Auch das Thema öffentlicher Raum und Nutzungskonflikte war ein zentraler Aspekt des Hearings. Während des letzten Jahres war die Nutzung des öffentlichen Raums weitgehend untersagt. Kinder und Jugendliche waren gezwungen, zu Hause zu bleiben, was für sie weitreichende Folgen hatte. Im öffentlichen Raum spielt sich für Kinder und Jugendliche ein wesentlicher Teil ihres Lebens ab. Kinder und Jugendliche aus ressourcenschwachen Familien traf die Situation der eingeschränkten Nutzungsmöglichkeiten des öffentlichen Raumes unter anderem für Treffpunkte am härtesten. Der Verlust von Begegnungen, Freundschaften und Cliquentreffen und dem Rückzug ins Private, mit geringen Möglichkeiten, neue Kontakte zu knüpfen, führte oft zu psychischen Problemen wie beispielsweise Depressionen, Essstörungen, starker Gewichtszunahme und sogar Selbstmordversuchen.

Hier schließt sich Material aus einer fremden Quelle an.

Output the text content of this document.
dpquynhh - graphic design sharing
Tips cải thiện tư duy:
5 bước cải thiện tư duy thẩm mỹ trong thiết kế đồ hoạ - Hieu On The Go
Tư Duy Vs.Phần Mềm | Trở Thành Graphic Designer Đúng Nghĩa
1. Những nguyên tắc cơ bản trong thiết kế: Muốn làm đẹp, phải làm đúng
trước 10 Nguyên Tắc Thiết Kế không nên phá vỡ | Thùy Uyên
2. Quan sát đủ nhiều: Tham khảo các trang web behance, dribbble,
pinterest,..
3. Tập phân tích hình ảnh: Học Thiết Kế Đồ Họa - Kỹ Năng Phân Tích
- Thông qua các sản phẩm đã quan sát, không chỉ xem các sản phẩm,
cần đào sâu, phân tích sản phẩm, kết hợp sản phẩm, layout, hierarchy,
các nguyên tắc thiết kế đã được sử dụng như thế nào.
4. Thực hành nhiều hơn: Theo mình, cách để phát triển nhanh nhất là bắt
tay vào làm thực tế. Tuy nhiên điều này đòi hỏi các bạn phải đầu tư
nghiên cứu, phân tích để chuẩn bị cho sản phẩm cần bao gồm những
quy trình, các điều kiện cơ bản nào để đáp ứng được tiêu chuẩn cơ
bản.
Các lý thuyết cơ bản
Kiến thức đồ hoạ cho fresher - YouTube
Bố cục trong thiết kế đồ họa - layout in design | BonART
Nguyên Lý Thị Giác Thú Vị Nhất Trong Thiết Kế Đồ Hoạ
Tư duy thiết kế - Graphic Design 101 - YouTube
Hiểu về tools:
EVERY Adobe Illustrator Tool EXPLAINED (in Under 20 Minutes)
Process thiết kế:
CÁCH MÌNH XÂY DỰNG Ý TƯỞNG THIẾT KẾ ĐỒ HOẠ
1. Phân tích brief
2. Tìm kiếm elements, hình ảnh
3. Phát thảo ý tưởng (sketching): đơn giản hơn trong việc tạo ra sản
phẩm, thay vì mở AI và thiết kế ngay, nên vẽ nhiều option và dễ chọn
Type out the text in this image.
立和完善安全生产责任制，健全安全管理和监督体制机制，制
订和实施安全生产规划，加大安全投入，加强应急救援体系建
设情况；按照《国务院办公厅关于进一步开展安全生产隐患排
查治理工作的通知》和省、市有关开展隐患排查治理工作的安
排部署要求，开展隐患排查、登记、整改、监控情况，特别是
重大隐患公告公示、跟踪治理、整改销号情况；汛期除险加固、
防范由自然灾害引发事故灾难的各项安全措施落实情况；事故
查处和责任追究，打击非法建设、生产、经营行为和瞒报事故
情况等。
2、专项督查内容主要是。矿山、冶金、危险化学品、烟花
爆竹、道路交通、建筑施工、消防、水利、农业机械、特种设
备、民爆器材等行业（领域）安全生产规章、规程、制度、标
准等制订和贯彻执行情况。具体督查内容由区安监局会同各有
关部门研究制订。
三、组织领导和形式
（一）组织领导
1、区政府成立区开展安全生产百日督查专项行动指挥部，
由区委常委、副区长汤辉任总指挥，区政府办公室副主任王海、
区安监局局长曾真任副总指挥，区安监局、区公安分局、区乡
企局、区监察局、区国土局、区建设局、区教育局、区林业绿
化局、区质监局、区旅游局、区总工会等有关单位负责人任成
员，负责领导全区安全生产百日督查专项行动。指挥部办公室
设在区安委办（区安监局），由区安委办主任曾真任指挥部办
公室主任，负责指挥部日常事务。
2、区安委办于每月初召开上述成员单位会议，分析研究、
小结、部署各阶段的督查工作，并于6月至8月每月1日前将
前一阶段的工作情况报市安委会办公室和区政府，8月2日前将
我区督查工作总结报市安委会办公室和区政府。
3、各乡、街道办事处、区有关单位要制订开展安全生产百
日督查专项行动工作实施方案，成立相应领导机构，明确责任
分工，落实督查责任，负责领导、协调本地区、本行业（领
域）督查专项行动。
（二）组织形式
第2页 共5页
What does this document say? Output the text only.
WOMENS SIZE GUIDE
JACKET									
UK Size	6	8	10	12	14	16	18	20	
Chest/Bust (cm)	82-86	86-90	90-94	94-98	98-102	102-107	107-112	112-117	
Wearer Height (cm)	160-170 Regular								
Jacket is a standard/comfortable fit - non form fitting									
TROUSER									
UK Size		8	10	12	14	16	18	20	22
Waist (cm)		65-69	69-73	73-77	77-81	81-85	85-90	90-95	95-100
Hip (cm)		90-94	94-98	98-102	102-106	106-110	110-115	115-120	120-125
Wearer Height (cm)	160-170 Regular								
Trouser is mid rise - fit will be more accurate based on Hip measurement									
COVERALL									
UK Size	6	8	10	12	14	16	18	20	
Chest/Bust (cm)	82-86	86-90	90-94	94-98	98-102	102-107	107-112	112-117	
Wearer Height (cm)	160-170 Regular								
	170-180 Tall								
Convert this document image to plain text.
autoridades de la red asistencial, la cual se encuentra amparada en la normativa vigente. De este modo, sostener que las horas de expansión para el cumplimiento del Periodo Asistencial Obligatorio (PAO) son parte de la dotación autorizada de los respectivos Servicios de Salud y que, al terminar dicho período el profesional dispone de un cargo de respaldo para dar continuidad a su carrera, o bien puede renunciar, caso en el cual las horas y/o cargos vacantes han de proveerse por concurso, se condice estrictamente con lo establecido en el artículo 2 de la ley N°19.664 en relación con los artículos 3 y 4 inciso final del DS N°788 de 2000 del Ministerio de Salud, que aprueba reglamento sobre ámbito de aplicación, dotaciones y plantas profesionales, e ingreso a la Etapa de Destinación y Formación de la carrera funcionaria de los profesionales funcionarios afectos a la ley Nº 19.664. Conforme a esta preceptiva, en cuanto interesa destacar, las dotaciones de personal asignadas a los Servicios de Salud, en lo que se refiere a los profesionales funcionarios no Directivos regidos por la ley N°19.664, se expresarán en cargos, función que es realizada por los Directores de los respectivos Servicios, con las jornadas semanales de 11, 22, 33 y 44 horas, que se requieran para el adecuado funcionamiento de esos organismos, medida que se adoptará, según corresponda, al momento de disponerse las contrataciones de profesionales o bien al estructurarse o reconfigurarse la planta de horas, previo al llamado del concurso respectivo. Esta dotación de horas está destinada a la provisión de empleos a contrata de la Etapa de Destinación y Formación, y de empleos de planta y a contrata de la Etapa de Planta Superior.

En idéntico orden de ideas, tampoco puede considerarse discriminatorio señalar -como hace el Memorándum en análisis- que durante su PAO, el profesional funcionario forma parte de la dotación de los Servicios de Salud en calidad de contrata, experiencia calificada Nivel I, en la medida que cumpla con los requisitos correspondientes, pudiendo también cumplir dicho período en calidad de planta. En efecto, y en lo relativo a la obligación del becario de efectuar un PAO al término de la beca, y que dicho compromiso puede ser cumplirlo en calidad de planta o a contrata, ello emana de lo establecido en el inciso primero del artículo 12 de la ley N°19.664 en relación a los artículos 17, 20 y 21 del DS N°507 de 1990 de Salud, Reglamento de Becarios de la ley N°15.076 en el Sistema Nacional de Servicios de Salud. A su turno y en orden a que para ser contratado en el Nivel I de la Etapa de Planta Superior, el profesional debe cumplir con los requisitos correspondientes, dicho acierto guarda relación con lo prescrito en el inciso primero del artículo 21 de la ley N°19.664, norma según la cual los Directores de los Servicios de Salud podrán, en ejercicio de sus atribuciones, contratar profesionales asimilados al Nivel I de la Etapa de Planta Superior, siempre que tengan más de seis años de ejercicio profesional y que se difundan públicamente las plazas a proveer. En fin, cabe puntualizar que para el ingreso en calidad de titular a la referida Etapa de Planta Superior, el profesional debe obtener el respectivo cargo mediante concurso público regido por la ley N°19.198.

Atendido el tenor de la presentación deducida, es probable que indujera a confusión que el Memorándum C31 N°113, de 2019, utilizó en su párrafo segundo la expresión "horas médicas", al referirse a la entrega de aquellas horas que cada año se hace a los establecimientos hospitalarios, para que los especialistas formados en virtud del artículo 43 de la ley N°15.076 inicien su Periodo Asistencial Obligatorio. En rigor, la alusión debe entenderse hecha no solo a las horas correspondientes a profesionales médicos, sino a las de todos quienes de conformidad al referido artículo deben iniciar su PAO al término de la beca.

Im zweiten Teil des Hearings kamen neun jungen Menschen zwischen 13 und 27 Jahren zu Wort, die ihre Einsichten und Erfahrungen der letzten Monate darstellten. Ihre Beschreibungen deckten sich weitgehend mit denen der Fachexpert*innen und ermöglichten einen authentischen und umfassenden Überblick über die Lebenslage und das Alltagshandeln Jugendlicher und junger Erwachsener im vergangenen Jahr der Coronapandemie. Das Sozialreferat wird nun im Rahmen einer sozialreferatsinternen Taskforce die im Hearing aufgeworfenen Themen gemeinsam mit der Kinder- und Jugendhilfe, dem Referat für Bildung und Sport sowie dem Gesundheitsreferat bearbeiten. Ebenso wird das Sozialreferat den stadtweiten Runden Tisch „Nächtliches Feiern – Raum für Jugendliche und junge Erwachsene“ fortführen.